The Amazing Adventures of Kavalier and Clay
Michael Chabon
Published Sept. 2000; Read Jan. 2006
It’s difficult to explain this book to someone who has never read it. It’s nearly impossible to articulate the serious power that Michael Chabon has over language – to say that he has the English language in a major headlock would be an understatement. Weighing in with 639 pages, sentences that go on for paragraphs, and a writing style that takes a while for the reader to ease into, this novel can at first seem rather daunting. But don’t worry, soon you’ll be so lost in this book and its colorful, comic-book loving, complicated characters, that you’ll feel right at home. It’s kind of like going to Europe. You take off, you land, everything seems strange, foreign, almost fuzzy. But it only takes a few days for you to navigate the subway, recognize your hotel’s street the moment you turn onto it, order in a restaurant with that 11th grade Spanish that suddenly reappeared on your tongue. You start to feel like maybe you could even live here, move right into this book with just you and your backpack. The story even opens in Europe (in Prague during the Nazi occupation), though most of it takes place in New York City, during the birth of the comic book (late 1930s to early 1950s). Travel with cousins Joe Kavalier and Sammy Clay as they draw superheroes, jump off buildings, fail at rescue attempts, fall in love, wander aimlessly, procreate, escape from tight corners, and basically just grow up in prewar New York, adding color to all that gray. This book of course carries an underlying theme of tragedy (don’t all comic books?), but will make you feel more alive than you have in years.
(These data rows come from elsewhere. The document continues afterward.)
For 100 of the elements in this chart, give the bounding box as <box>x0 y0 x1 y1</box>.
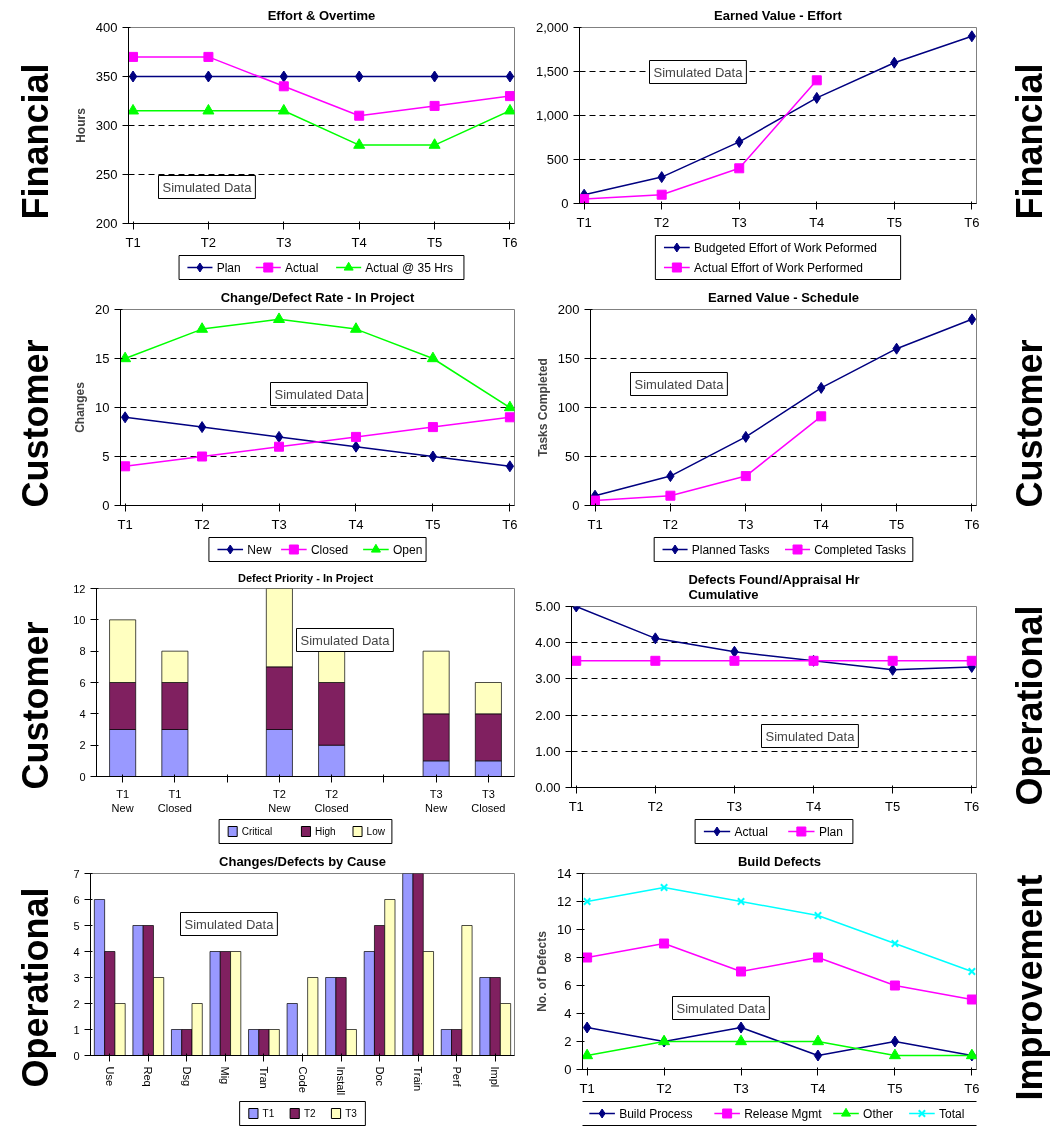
text: Financial <box>15 63 56 220</box>
y-tick-label: 100 <box>557 400 580 415</box>
chart-title: Change/Defect Rate - In Project <box>220 289 415 305</box>
x-tick-label: Impl <box>489 1066 502 1088</box>
x-tick-label: T6 <box>964 214 980 230</box>
y-tick-label: 3 <box>73 971 80 984</box>
x-tick-label: T3 <box>276 234 292 250</box>
y-tick-label: 4 <box>564 1006 572 1021</box>
y-tick-label: 200 <box>557 302 580 317</box>
text: Improvement <box>1009 874 1050 1101</box>
x-tick-label: T2 <box>654 214 670 230</box>
x-tick-label: T6 <box>502 234 518 250</box>
annotation: Simulated Data <box>676 1000 767 1016</box>
y-tick-label: 1 <box>73 1023 80 1036</box>
x-tick-label: T6 <box>964 516 980 532</box>
x-tick-label: T2 <box>194 516 210 532</box>
chart-title: Changes/Defects by Cause <box>219 853 386 869</box>
y-tick-label: 14 <box>557 866 572 881</box>
y-tick-label: 20 <box>95 302 110 317</box>
x-tick-label: Req <box>142 1066 155 1087</box>
annotation: Simulated Data <box>184 916 275 932</box>
text: Financial <box>1009 63 1050 220</box>
y-tick-label: 1.00 <box>535 743 561 759</box>
x-tick-label: T6 <box>502 516 518 532</box>
y-tick-label: 2 <box>73 997 80 1010</box>
y-tick-label: 6 <box>73 893 80 906</box>
annotation: Simulated Data <box>765 728 856 744</box>
x-tick-label: T1 <box>568 798 584 814</box>
annotation: Simulated Data <box>300 632 391 648</box>
y-tick-label: 8 <box>564 950 572 965</box>
y-tick-label: 350 <box>95 69 118 84</box>
x-tick-label: T3 <box>738 516 754 532</box>
x-tick-label: T4 <box>813 516 829 532</box>
x-tick-label: Use <box>103 1066 116 1087</box>
x-tick-label: Tran <box>257 1066 270 1089</box>
x-tick-label: T2 <box>647 798 663 814</box>
legend-label: Total <box>938 1106 965 1121</box>
y-tick-label: 150 <box>557 351 580 366</box>
y-axis-title: Hours <box>73 107 88 143</box>
x-tick-label: T2 <box>662 516 678 532</box>
annotation: Simulated Data <box>162 179 253 195</box>
x-tick-label: Train <box>412 1066 425 1092</box>
y-tick-label: 0 <box>572 498 580 513</box>
legend-label: Planned Tasks <box>691 542 770 557</box>
legend-label: T1 <box>262 1108 275 1119</box>
annotation: Simulated Data <box>274 386 365 402</box>
x-tick-label: T6 <box>964 798 980 814</box>
chart-title: Defect Priority - In Project <box>237 571 374 584</box>
legend-label: Release Mgmt <box>744 1106 823 1121</box>
legend-label: Budgeted Effort of Work Peformed <box>694 240 878 255</box>
x-tick-label: T4 <box>351 234 367 250</box>
x-tick-label: Dsg <box>180 1066 193 1087</box>
y-tick-label: 6 <box>564 978 572 993</box>
chart-title: Effort & Overtime <box>267 7 376 23</box>
x-tick-label: T1 <box>579 1080 595 1096</box>
text: Operational <box>1009 605 1050 806</box>
chart-title: Defects Found/Appraisal Hr Cumulative <box>688 571 860 602</box>
x-tick-label: T3 <box>271 516 287 532</box>
y-tick-label: 0 <box>561 196 569 211</box>
legend-label: Critical <box>241 826 273 837</box>
y-tick-label: 0 <box>102 498 110 513</box>
text: Customer <box>15 339 56 508</box>
x-tick-label: T1 New <box>111 787 134 814</box>
text: Customer <box>1009 339 1050 508</box>
y-tick-label: 0 <box>79 770 86 783</box>
y-tick-label: 5 <box>102 449 110 464</box>
chart-title: Earned Value - Schedule <box>708 289 859 305</box>
chart-title: Earned Value - Effort <box>714 7 843 23</box>
legend-label: T2 <box>303 1108 316 1119</box>
y-tick-label: 7 <box>73 867 80 880</box>
legend-label: Plan <box>818 824 843 839</box>
x-tick-label: T3 New <box>425 787 448 814</box>
y-tick-label: 12 <box>73 582 86 595</box>
y-tick-label: 3.00 <box>535 671 561 687</box>
y-tick-label: 1,000 <box>535 108 569 123</box>
y-tick-label: 250 <box>95 167 118 182</box>
y-tick-label: 50 <box>565 449 580 464</box>
legend-label: Completed Tasks <box>814 542 907 557</box>
y-axis-title: No. of Defects <box>535 930 550 1012</box>
x-tick-label: T5 <box>425 516 441 532</box>
y-tick-label: 0 <box>73 1049 80 1062</box>
y-tick-label: 10 <box>95 400 110 415</box>
x-tick-label: T3 <box>726 798 743 814</box>
x-tick-label: T1 <box>576 214 592 230</box>
y-tick-label: 0 <box>564 1062 572 1077</box>
y-tick-label: 4 <box>73 945 80 958</box>
x-tick-label: T3 Closed <box>471 787 506 814</box>
text: Operational <box>15 887 56 1088</box>
y-tick-label: 4.00 <box>535 635 561 651</box>
y-tick-label: 2 <box>79 739 86 752</box>
y-tick-label: 200 <box>95 216 118 231</box>
x-tick-label: Doc <box>373 1066 386 1087</box>
y-tick-label: 1,500 <box>535 64 569 79</box>
x-tick-label: T6 <box>964 1080 980 1096</box>
text: Customer <box>15 621 56 790</box>
legend-label: Other <box>863 1106 894 1121</box>
x-tick-label: T3 <box>733 1080 749 1096</box>
y-tick-label: 10 <box>73 613 86 626</box>
x-tick-label: T4 <box>348 516 364 532</box>
chart-title: Build Defects <box>737 853 822 869</box>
The Year of Magical Thinking
Joan Didion
Published Oct. 2005; Read February 2006
I worship Joan Didion. There’s just no other way for me to put it. And each time I believe I’ve reached my maximum obsession rate, she does something else to nudge it up another notch. I must admit I already feel a bit guilty for starting this out so lightheartedly; this book isn’t exactly a pick-me-up. In short, it’s Didion’s personal account of death. In December of 2003, her husband of nearly forty years, writer John Gregory Dunne, dropped dead of a heart attack in the living room of their Upper East Side apartment. What’s worse, they had just returned home that evening from visiting their only daughter Quintana Roo in the hospital, who had been unconscious for five nights thus far, and would, ultimately, die twenty months later of septic shock. “Life changes fast. Life changes in the instant. You sit down to dinner and life as you know it ends.” Please don’t be put off by the heavy subject matter. Please don’t say you’re not one for depressing books. This story rises above all the words and phrases normally tacked on to tragic stories. Didion explains that this experience “cut loose any fixed idea I had ever had about death, about illness, about probability and luck, about good fortune and bad, about marriage and children and memory, about grief…about life itself.” Her experience did this for her, and in turn, her book does this for the reader. In her straightforward yet lovely style, she strips away all previous assumptions. She sweeps aside the fluff, leaving us with the clearest view of how unclear life truly is and will always be. To quote John Leonard from The New York Review of Books, “I can’t imagine dying without this book.” Me, either.